Finalmente, escuchamos, a iniciativa de Benito, la canción “Down By the Salley Gardens (Allá en los jardines de Salley), con texto de William Yeats, que se repite, en distintos momentos, especialmente emotivos, de la novela, y al escucharla, nos imaginamos a Fiona y Adam en el hospital (cuando la primera fue a escuchar personalmente al segundo, con el fin de comprobar si comprendía la delicada situación en la que se encontraba), interpretándola:
“Allá en los jardines de Salley mi amor y yo nos encontramos.
Pasó por los jardines de Salley con pies pequeños, blancos como nieve.

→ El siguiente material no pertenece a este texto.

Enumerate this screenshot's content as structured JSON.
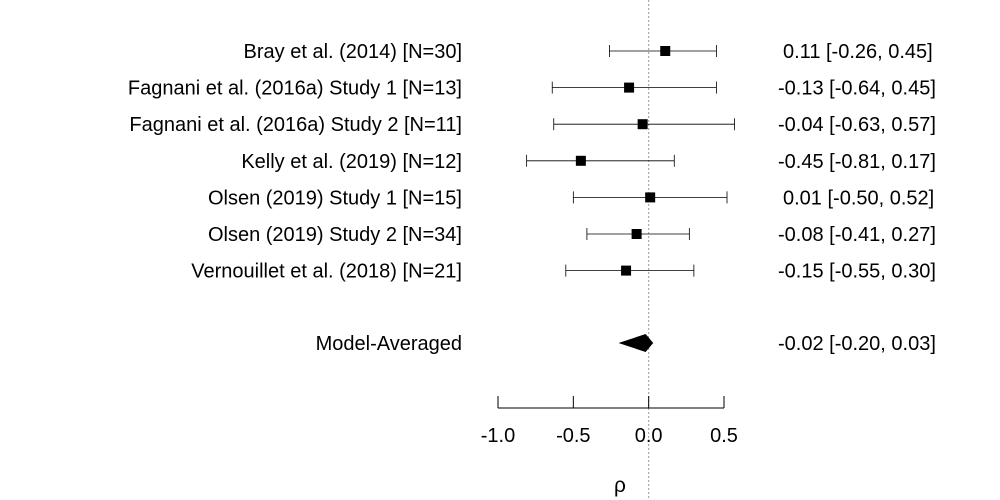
{
  "chart_data": {
    "type": "forest",
    "xlabel": "ρ",
    "xlim": [
      -1.0,
      0.5
    ],
    "xticks": [
      "-1.0",
      "-0.5",
      "0.0",
      "0.5"
    ],
    "xtick_values": [
      -1.0,
      -0.5,
      0.0,
      0.5
    ],
    "reference_line": 0.0,
    "studies": [
      {
        "label": "Bray et al. (2014) [N=30]",
        "estimate": 0.11,
        "lower": -0.26,
        "upper": 0.45,
        "text": "0.11 [-0.26, 0.45]"
      },
      {
        "label": "Fagnani et al. (2016a) Study 1 [N=13]",
        "estimate": -0.13,
        "lower": -0.64,
        "upper": 0.45,
        "text": "-0.13 [-0.64, 0.45]"
      },
      {
        "label": "Fagnani et al. (2016a) Study 2 [N=11]",
        "estimate": -0.04,
        "lower": -0.63,
        "upper": 0.57,
        "text": "-0.04 [-0.63, 0.57]"
      },
      {
        "label": "Kelly et al. (2019) [N=12]",
        "estimate": -0.45,
        "lower": -0.81,
        "upper": 0.17,
        "text": "-0.45 [-0.81, 0.17]"
      },
      {
        "label": "Olsen (2019) Study 1 [N=15]",
        "estimate": 0.01,
        "lower": -0.5,
        "upper": 0.52,
        "text": "0.01 [-0.50, 0.52]"
      },
      {
        "label": "Olsen (2019) Study 2 [N=34]",
        "estimate": -0.08,
        "lower": -0.41,
        "upper": 0.27,
        "text": "-0.08 [-0.41, 0.27]"
      },
      {
        "label": "Vernouillet et al. (2018) [N=21]",
        "estimate": -0.15,
        "lower": -0.55,
        "upper": 0.3,
        "text": "-0.15 [-0.55, 0.30]"
      }
    ],
    "summary": {
      "label": "Model-Averaged",
      "estimate": -0.02,
      "lower": -0.2,
      "upper": 0.03,
      "text": "-0.02 [-0.20, 0.03]"
    }
  }
}
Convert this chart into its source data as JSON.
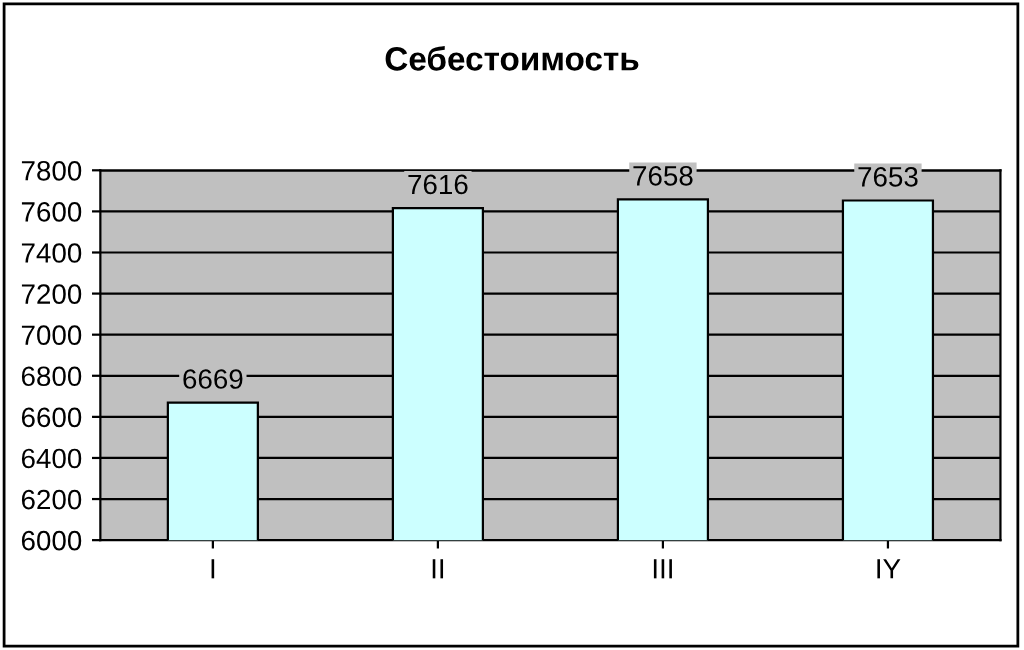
{
  "chart_data": {
    "type": "bar",
    "title": "Себестоимость",
    "categories": [
      "I",
      "II",
      "III",
      "IY"
    ],
    "values": [
      6669,
      7616,
      7658,
      7653
    ],
    "color": "#ccffff",
    "ylim": [
      6000,
      7800
    ],
    "yticks": [
      6000,
      6200,
      6400,
      6600,
      6800,
      7000,
      7200,
      7400,
      7600,
      7800
    ],
    "grid": "y",
    "data_labels": true,
    "legend": false
  }
}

Me dijo que me tomase el amor con naturalidad, como las hojas que crecen en el árbol.
Pero yo, siendo joven y tonto, no estuve de acuerdo con ella.
En un prado junto al río mi amor y yo nos encontrábamos.
Y en mi hombro inclinado ella apoyó su mano, blanca como nieve.
Me dijo que me tomase la vida con naturalidad, como la yerba crece en las presas.
Pero yo era joven y tonto, y ahora estoy lleno de lágrimas.”
Próxima lectura, a propuesta de Carmen: “Edipo Rey” de Sófocles. Hablaremos de esta tragedia griega, el 23 de noviembre, miércoles, las 18 horas, en la biblioteca.